Gita Salden, director of supervision at the Dutch regulator DNB, is not too bothered by the fact that many pension fund trustees criticise the regulator’s role during the pension transition, she said on Thursday during a press conference for the publication of DNB’s annual report.
“As a regulator, we must be strict on substance,” she said.
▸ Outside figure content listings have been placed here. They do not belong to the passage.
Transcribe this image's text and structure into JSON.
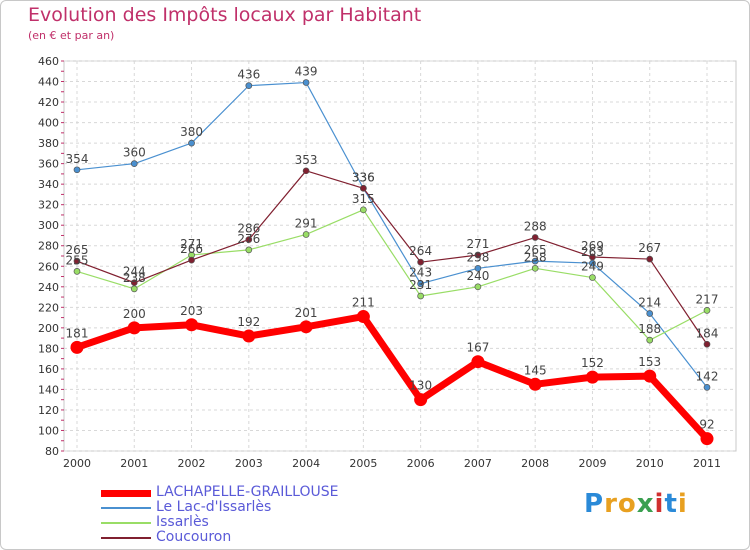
{
  "title": "Evolution des Impôts locaux par Habitant",
  "subtitle": "(en € et par an)",
  "logo": {
    "letters": [
      "P",
      "r",
      "o",
      "x",
      "i",
      "t",
      "i"
    ],
    "colors": [
      "#2a8ad8",
      "#e8a020",
      "#e8a020",
      "#3aa050",
      "#d03030",
      "#2a8ad8",
      "#e8a020"
    ]
  },
  "chart_data": {
    "type": "line",
    "title": "Evolution des Impôts locaux par Habitant",
    "subtitle": "(en € et par an)",
    "x": [
      "2000",
      "2001",
      "2002",
      "2003",
      "2004",
      "2005",
      "2006",
      "2007",
      "2008",
      "2009",
      "2010",
      "2011"
    ],
    "ylim": [
      80,
      460
    ],
    "yticks": [
      80,
      100,
      120,
      140,
      160,
      180,
      200,
      220,
      240,
      260,
      280,
      300,
      320,
      340,
      360,
      380,
      400,
      420,
      440,
      460
    ],
    "grid": true,
    "legend_position": "bottom-left",
    "series": [
      {
        "name": "LACHAPELLE-GRAILLOUSE",
        "color": "#ff0000",
        "values": [
          181,
          200,
          203,
          192,
          201,
          211,
          130,
          167,
          145,
          152,
          153,
          92
        ]
      },
      {
        "name": "Le Lac-d'Issarlès",
        "color": "#4a90d0",
        "values": [
          354,
          360,
          380,
          436,
          439,
          336,
          243,
          258,
          265,
          263,
          214,
          142
        ]
      },
      {
        "name": "Issarlès",
        "color": "#99dd66",
        "values": [
          255,
          238,
          271,
          276,
          291,
          315,
          231,
          240,
          258,
          249,
          188,
          217
        ]
      },
      {
        "name": "Coucouron",
        "color": "#802030",
        "values": [
          265,
          244,
          266,
          286,
          353,
          336,
          264,
          271,
          288,
          269,
          267,
          184
        ]
      }
    ]
  }
}
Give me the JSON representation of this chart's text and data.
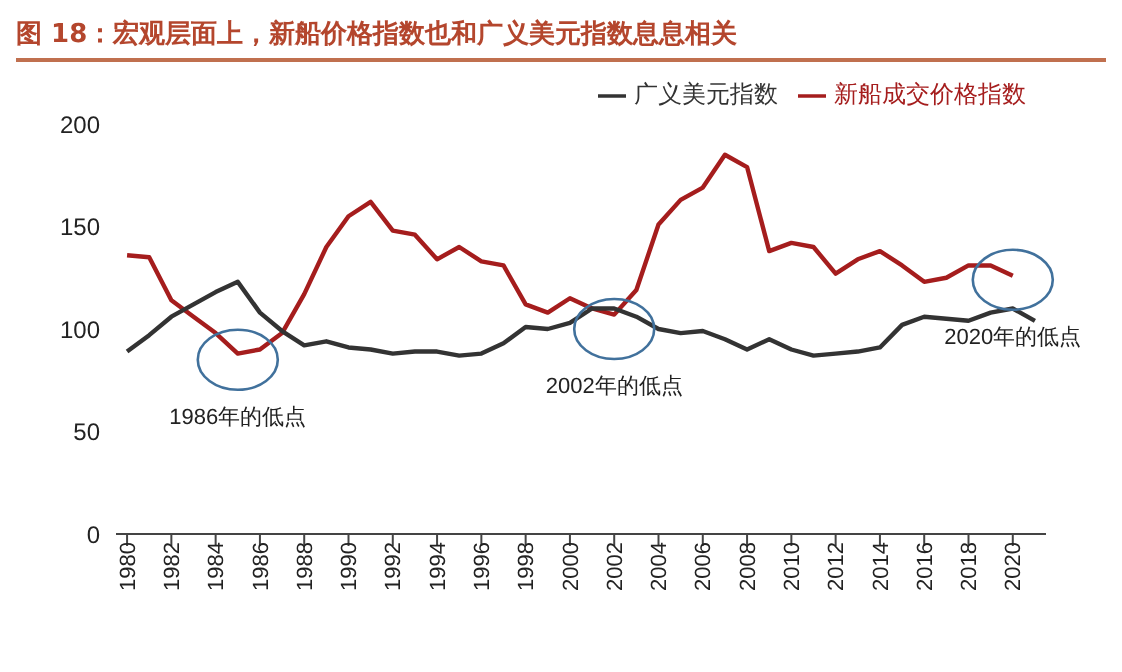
{
  "chart_data": {
    "type": "line",
    "title": "图 18：宏观层面上，新船价格指数也和广义美元指数息息相关",
    "x": [
      1980,
      1981,
      1982,
      1983,
      1984,
      1985,
      1986,
      1987,
      1988,
      1989,
      1990,
      1991,
      1992,
      1993,
      1994,
      1995,
      1996,
      1997,
      1998,
      1999,
      2000,
      2001,
      2002,
      2003,
      2004,
      2005,
      2006,
      2007,
      2008,
      2009,
      2010,
      2011,
      2012,
      2013,
      2014,
      2015,
      2016,
      2017,
      2018,
      2019,
      2020,
      2021
    ],
    "series": [
      {
        "name": "新船成交价格指数",
        "color": "#a51d1d",
        "values": [
          136,
          135,
          114,
          106,
          98,
          88,
          90,
          98,
          117,
          140,
          155,
          162,
          148,
          146,
          134,
          140,
          133,
          131,
          112,
          108,
          115,
          110,
          107,
          119,
          151,
          163,
          169,
          185,
          179,
          138,
          142,
          140,
          127,
          134,
          138,
          131,
          123,
          125,
          131,
          131,
          126,
          null
        ]
      },
      {
        "name": "广义美元指数",
        "color": "#333333",
        "values": [
          89,
          97,
          106,
          112,
          118,
          123,
          108,
          99,
          92,
          94,
          91,
          90,
          88,
          89,
          89,
          87,
          88,
          93,
          101,
          100,
          103,
          110,
          110,
          106,
          100,
          98,
          99,
          95,
          90,
          95,
          90,
          87,
          88,
          89,
          91,
          102,
          106,
          105,
          104,
          108,
          110,
          104
        ]
      }
    ],
    "xlim": [
      1979.5,
      2021.5
    ],
    "xticks": [
      1980,
      1982,
      1984,
      1986,
      1988,
      1990,
      1992,
      1994,
      1996,
      1998,
      2000,
      2002,
      2004,
      2006,
      2008,
      2010,
      2012,
      2014,
      2016,
      2018,
      2020
    ],
    "ylim": [
      0,
      200
    ],
    "yticks": [
      0,
      50,
      100,
      150,
      200
    ],
    "grid": false,
    "legend": "top right",
    "marker": "none",
    "line_style": "solid",
    "annotations": [
      {
        "text": "1986年的低点",
        "x": 1985,
        "y": 85
      },
      {
        "text": "2002年的低点",
        "x": 2002,
        "y": 100
      },
      {
        "text": "2020年的低点",
        "x": 2020,
        "y": 124
      }
    ]
  }
}
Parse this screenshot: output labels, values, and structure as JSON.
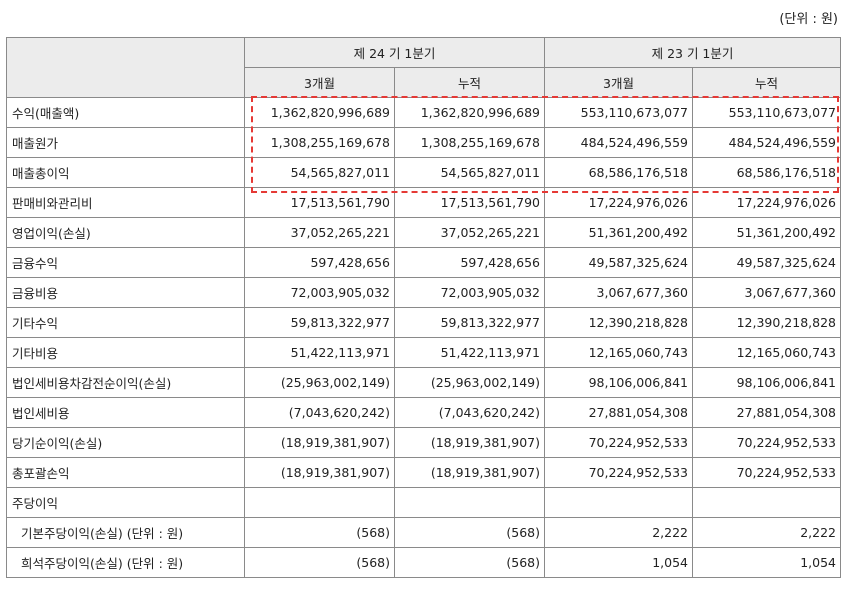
{
  "unit_label": "(단위 : 원)",
  "header": {
    "period_current": "제 24 기 1분기",
    "period_prior": "제 23 기 1분기",
    "sub": [
      "3개월",
      "누적",
      "3개월",
      "누적"
    ]
  },
  "rows": [
    {
      "label": "수익(매출액)",
      "values": [
        "1,362,820,996,689",
        "1,362,820,996,689",
        "553,110,673,077",
        "553,110,673,077"
      ]
    },
    {
      "label": "매출원가",
      "values": [
        "1,308,255,169,678",
        "1,308,255,169,678",
        "484,524,496,559",
        "484,524,496,559"
      ]
    },
    {
      "label": "매출총이익",
      "values": [
        "54,565,827,011",
        "54,565,827,011",
        "68,586,176,518",
        "68,586,176,518"
      ]
    },
    {
      "label": "판매비와관리비",
      "values": [
        "17,513,561,790",
        "17,513,561,790",
        "17,224,976,026",
        "17,224,976,026"
      ]
    },
    {
      "label": "영업이익(손실)",
      "values": [
        "37,052,265,221",
        "37,052,265,221",
        "51,361,200,492",
        "51,361,200,492"
      ]
    },
    {
      "label": "금융수익",
      "values": [
        "597,428,656",
        "597,428,656",
        "49,587,325,624",
        "49,587,325,624"
      ]
    },
    {
      "label": "금융비용",
      "values": [
        "72,003,905,032",
        "72,003,905,032",
        "3,067,677,360",
        "3,067,677,360"
      ]
    },
    {
      "label": "기타수익",
      "values": [
        "59,813,322,977",
        "59,813,322,977",
        "12,390,218,828",
        "12,390,218,828"
      ]
    },
    {
      "label": "기타비용",
      "values": [
        "51,422,113,971",
        "51,422,113,971",
        "12,165,060,743",
        "12,165,060,743"
      ]
    },
    {
      "label": "법인세비용차감전순이익(손실)",
      "values": [
        "(25,963,002,149)",
        "(25,963,002,149)",
        "98,106,006,841",
        "98,106,006,841"
      ]
    },
    {
      "label": "법인세비용",
      "values": [
        "(7,043,620,242)",
        "(7,043,620,242)",
        "27,881,054,308",
        "27,881,054,308"
      ]
    },
    {
      "label": "당기순이익(손실)",
      "values": [
        "(18,919,381,907)",
        "(18,919,381,907)",
        "70,224,952,533",
        "70,224,952,533"
      ]
    },
    {
      "label": "총포괄손익",
      "values": [
        "(18,919,381,907)",
        "(18,919,381,907)",
        "70,224,952,533",
        "70,224,952,533"
      ]
    },
    {
      "label": "주당이익",
      "values": [
        "",
        "",
        "",
        ""
      ]
    },
    {
      "label": "기본주당이익(손실) (단위 : 원)",
      "values": [
        "(568)",
        "(568)",
        "2,222",
        "2,222"
      ],
      "indent": true
    },
    {
      "label": "희석주당이익(손실) (단위 : 원)",
      "values": [
        "(568)",
        "(568)",
        "1,054",
        "1,054"
      ],
      "indent": true
    }
  ]
}
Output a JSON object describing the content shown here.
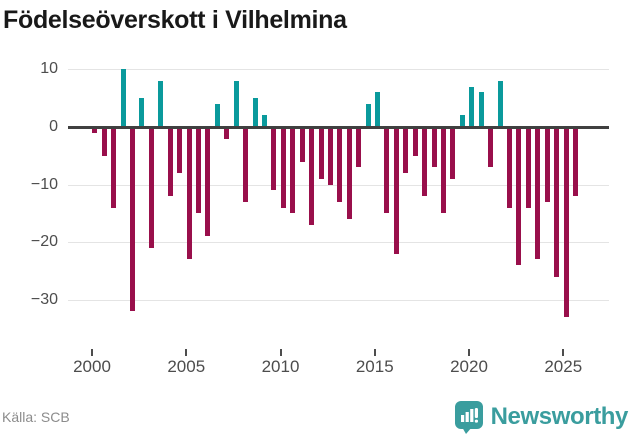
{
  "title": "Födelseöverskott i Vilhelmina",
  "source": "Källa: SCB",
  "brand": {
    "name": "Newsworthy",
    "color": "#3a9d9e",
    "icon": "bar-chart-badge-icon"
  },
  "colors": {
    "positive_bar": "#0a9a9c",
    "negative_bar": "#990f4b",
    "zero_line": "#404040",
    "gridline": "#e4e4e4",
    "axis_text": "#4d4d4d",
    "title_text": "#191919",
    "source_text": "#8c8c8c"
  },
  "chart_data": {
    "type": "bar",
    "title": "Födelseöverskott i Vilhelmina",
    "xlabel": "",
    "ylabel": "",
    "grid": "horizontal",
    "legend": "none",
    "period_unit": "half-year",
    "categories": [
      "2000H1",
      "2000H2",
      "2001H1",
      "2001H2",
      "2002H1",
      "2002H2",
      "2003H1",
      "2003H2",
      "2004H1",
      "2004H2",
      "2005H1",
      "2005H2",
      "2006H1",
      "2006H2",
      "2007H1",
      "2007H2",
      "2008H1",
      "2008H2",
      "2009H1",
      "2009H2",
      "2010H1",
      "2010H2",
      "2011H1",
      "2011H2",
      "2012H1",
      "2012H2",
      "2013H1",
      "2013H2",
      "2014H1",
      "2014H2",
      "2015H1",
      "2015H2",
      "2016H1",
      "2016H2",
      "2017H1",
      "2017H2",
      "2018H1",
      "2018H2",
      "2019H1",
      "2019H2",
      "2020H1",
      "2020H2",
      "2021H1",
      "2021H2",
      "2022H1",
      "2022H2",
      "2023H1",
      "2023H2",
      "2024H1",
      "2024H2",
      "2025H1",
      "2025H2"
    ],
    "values": [
      -1,
      -5,
      -14,
      10,
      -32,
      5,
      -21,
      8,
      -12,
      -8,
      -23,
      -15,
      -19,
      4,
      -2,
      8,
      -13,
      5,
      2,
      -11,
      -14,
      -15,
      -6,
      -17,
      -9,
      -10,
      -13,
      -16,
      -7,
      4,
      6,
      -15,
      -22,
      -8,
      -5,
      -12,
      -7,
      -15,
      -9,
      2,
      7,
      6,
      -7,
      8,
      -14,
      -24,
      -14,
      -23,
      -13,
      -26,
      -33,
      -12
    ],
    "xticks": {
      "values": [
        2000,
        2005,
        2010,
        2015,
        2020,
        2025
      ],
      "labels": [
        "2000",
        "2005",
        "2010",
        "2015",
        "2020",
        "2025"
      ]
    },
    "yticks": {
      "values": [
        10,
        0,
        -10,
        -20,
        -30
      ],
      "labels": [
        "10",
        "0",
        "−10",
        "−20",
        "−30"
      ]
    },
    "ylim": [
      -35,
      11.5
    ]
  }
}
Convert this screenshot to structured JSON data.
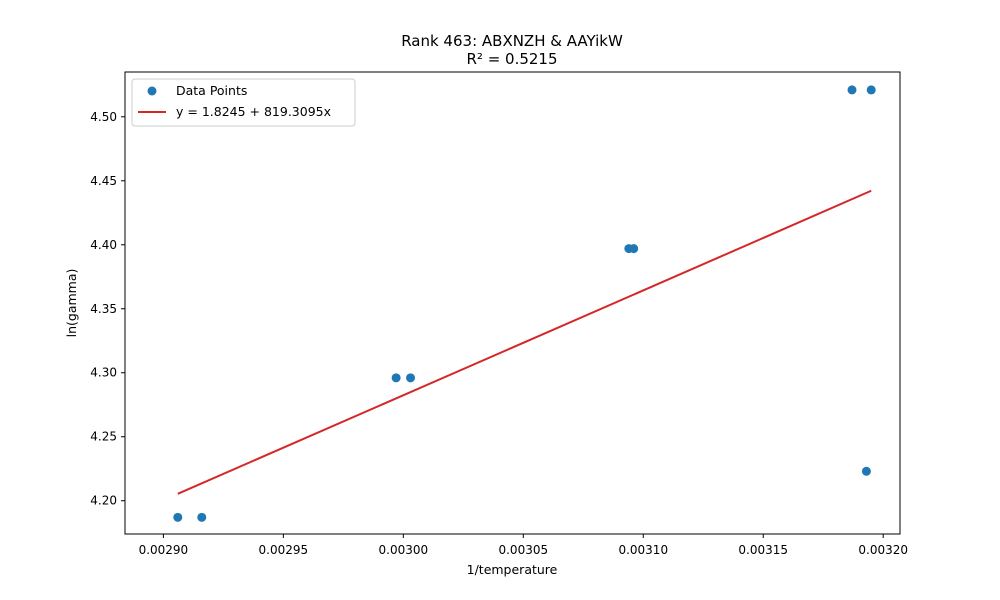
{
  "chart_data": {
    "type": "scatter",
    "title": "Rank 463: ABXNZH & AAYikW",
    "subtitle": "R² = 0.5215",
    "xlabel": "1/temperature",
    "ylabel": "ln(gamma)",
    "xlim": [
      0.002884,
      0.003207
    ],
    "ylim": [
      4.174,
      4.535
    ],
    "x_ticks": [
      0.0029,
      0.00295,
      0.003,
      0.00305,
      0.0031,
      0.00315,
      0.0032
    ],
    "x_tick_labels": [
      "0.00290",
      "0.00295",
      "0.00300",
      "0.00305",
      "0.00310",
      "0.00315",
      "0.00320"
    ],
    "y_ticks": [
      4.2,
      4.25,
      4.3,
      4.35,
      4.4,
      4.45,
      4.5
    ],
    "y_tick_labels": [
      "4.20",
      "4.25",
      "4.30",
      "4.35",
      "4.40",
      "4.45",
      "4.50"
    ],
    "grid": false,
    "legend_position": "top-left",
    "series": [
      {
        "name": "Data Points",
        "kind": "scatter",
        "color": "#1f77b4",
        "points": [
          {
            "x": 0.002906,
            "y": 4.187
          },
          {
            "x": 0.002916,
            "y": 4.187
          },
          {
            "x": 0.002997,
            "y": 4.296
          },
          {
            "x": 0.003003,
            "y": 4.296
          },
          {
            "x": 0.003094,
            "y": 4.397
          },
          {
            "x": 0.003096,
            "y": 4.397
          },
          {
            "x": 0.003187,
            "y": 4.521
          },
          {
            "x": 0.003195,
            "y": 4.521
          },
          {
            "x": 0.003193,
            "y": 4.223
          }
        ]
      },
      {
        "name": "y = 1.8245 + 819.3095x",
        "kind": "line",
        "color": "#d62728",
        "points": [
          {
            "x": 0.002906,
            "y": 4.2054
          },
          {
            "x": 0.003195,
            "y": 4.4422
          }
        ]
      }
    ]
  }
}
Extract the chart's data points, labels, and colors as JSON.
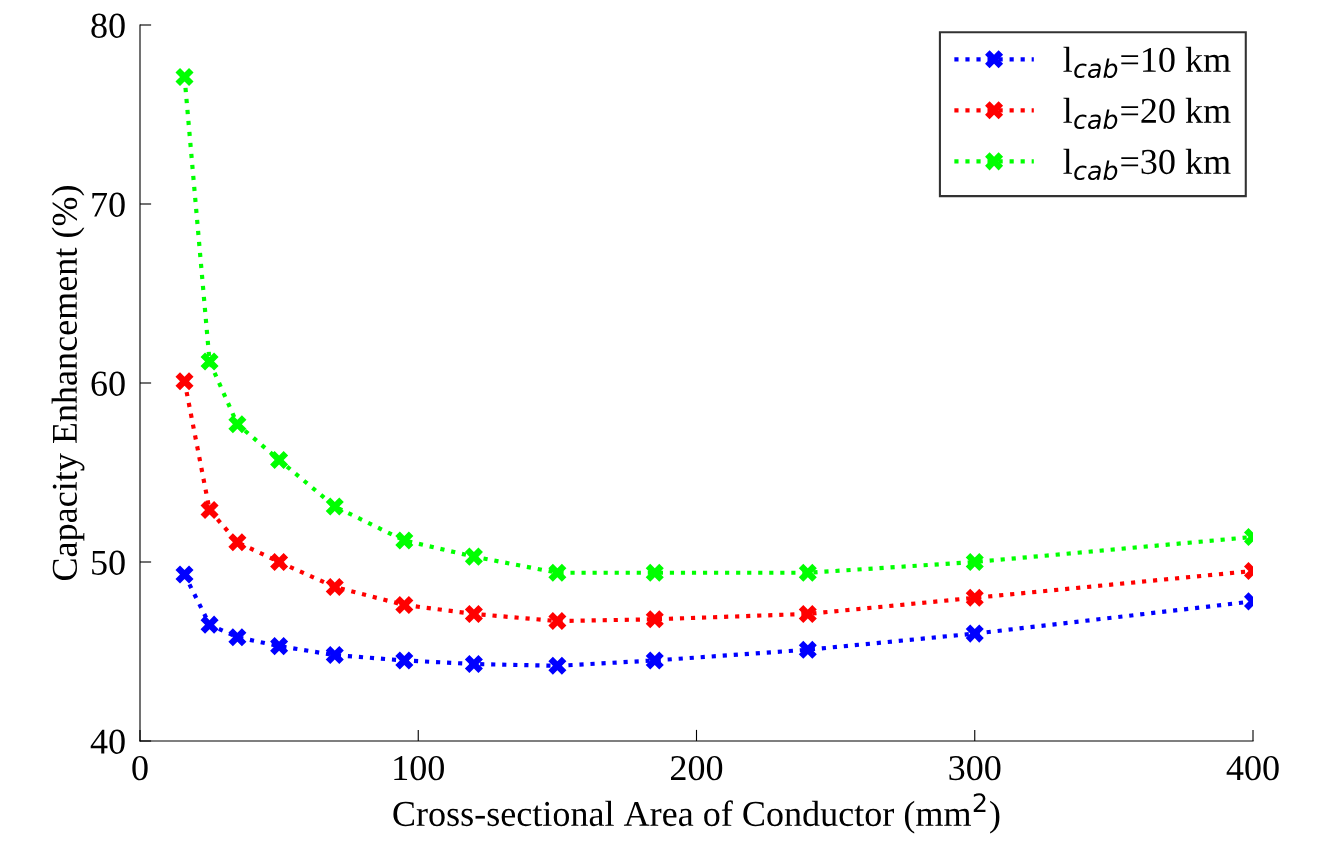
{
  "chart_data": {
    "type": "line",
    "xlabel": "Cross-sectional Area of Conductor (mm$^{2}$)",
    "ylabel": "Capacity Enhancement (%)",
    "x": [
      16,
      25,
      35,
      50,
      70,
      95,
      120,
      150,
      185,
      240,
      300,
      400
    ],
    "series": [
      {
        "name": "l$_{cab}$=10 km",
        "color": "#0000ff",
        "values": [
          49.3,
          46.5,
          45.8,
          45.3,
          44.8,
          44.5,
          44.3,
          44.2,
          44.5,
          45.1,
          46.0,
          47.8
        ]
      },
      {
        "name": "l$_{cab}$=20 km",
        "color": "#ff0000",
        "values": [
          60.1,
          52.9,
          51.1,
          50.0,
          48.6,
          47.6,
          47.1,
          46.7,
          46.8,
          47.1,
          48.0,
          49.5
        ]
      },
      {
        "name": "l$_{cab}$=30 km",
        "color": "#00ff00",
        "values": [
          77.1,
          61.2,
          57.7,
          55.7,
          53.1,
          51.2,
          50.3,
          49.4,
          49.4,
          49.4,
          50.0,
          51.4
        ]
      }
    ],
    "xlim": [
      0,
      400
    ],
    "xticks": [
      0,
      100,
      200,
      300,
      400
    ],
    "ylim": [
      40,
      80
    ],
    "yticks": [
      40,
      50,
      60,
      70,
      80
    ],
    "grid": false,
    "legend": "top right",
    "marker": "cross",
    "line_style": "dotted"
  }
}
In this regard, she considered it positive that DNB received just a meagre pass mark of 5.7 out of 10 on its role during the transition from defined benefit (DB) to defined contribution (DC) arrangements from pension fund executives attending a congress organised by IPE’s sister publication Pensioen Pro.
“But on behaviour, I would like to have a somewhat better score,” Salden added.
That improvement on the latter is possible was evident from statements made by Margreet Teunissen, the president of PWRI, one of three Dutch funds that made the transition to DC on 1 January 2025.
During a panel debate with the presidents of the two other “early bird” schemes, she said: “Occasionally the process to get the transition over the line was very tense, and went in a way that we didn’t quite appreciate. This needs to be handled differently in the future.”
At the start of this year, Teunissen told Pensioen Pro she had “many very difficult discussions” with DNB in the months prior to PWRI’s transition.
The criticism from the sector that DNB received over the past year makes Salden “actually quite happy” with the 5.7-mark.
“Together, we are still involved in a learning process. If you look at the complexity of the transition, I think receiving a 5.7 gives hope for the future. I hope we can look back at a higher mark next year,” she said.
DNB introduces AI tool ChatDNB
DNB recently started using its own AI tool, dubbed ChatDNB, to help it assess the troves of documents submitted by pension funds that want to make the transition to a DC arrangement.
The tool is based on OpenAI’s language model ChatGPT.
With the deployment of AI, DNB wants to speed up the assessments of transition files. This is necessary because the speed at which files are processed needs to at least double, according to DNB’s head of pension fund supervision Jochem Dijckmeester.
“Our response time remains six months, but we are now going to talk to dozens of funds at the same time,” he said.
As of next year, 53 funds are scheduled to move to a new DC arrangement, according to a recent survey by consultancy Eraneos, compared to just three funds so far.
Supervision director Salden spoke, however, of “at least 40 funds”, ostensibly taking into account the possibility that many funds will (again) postpone their transition.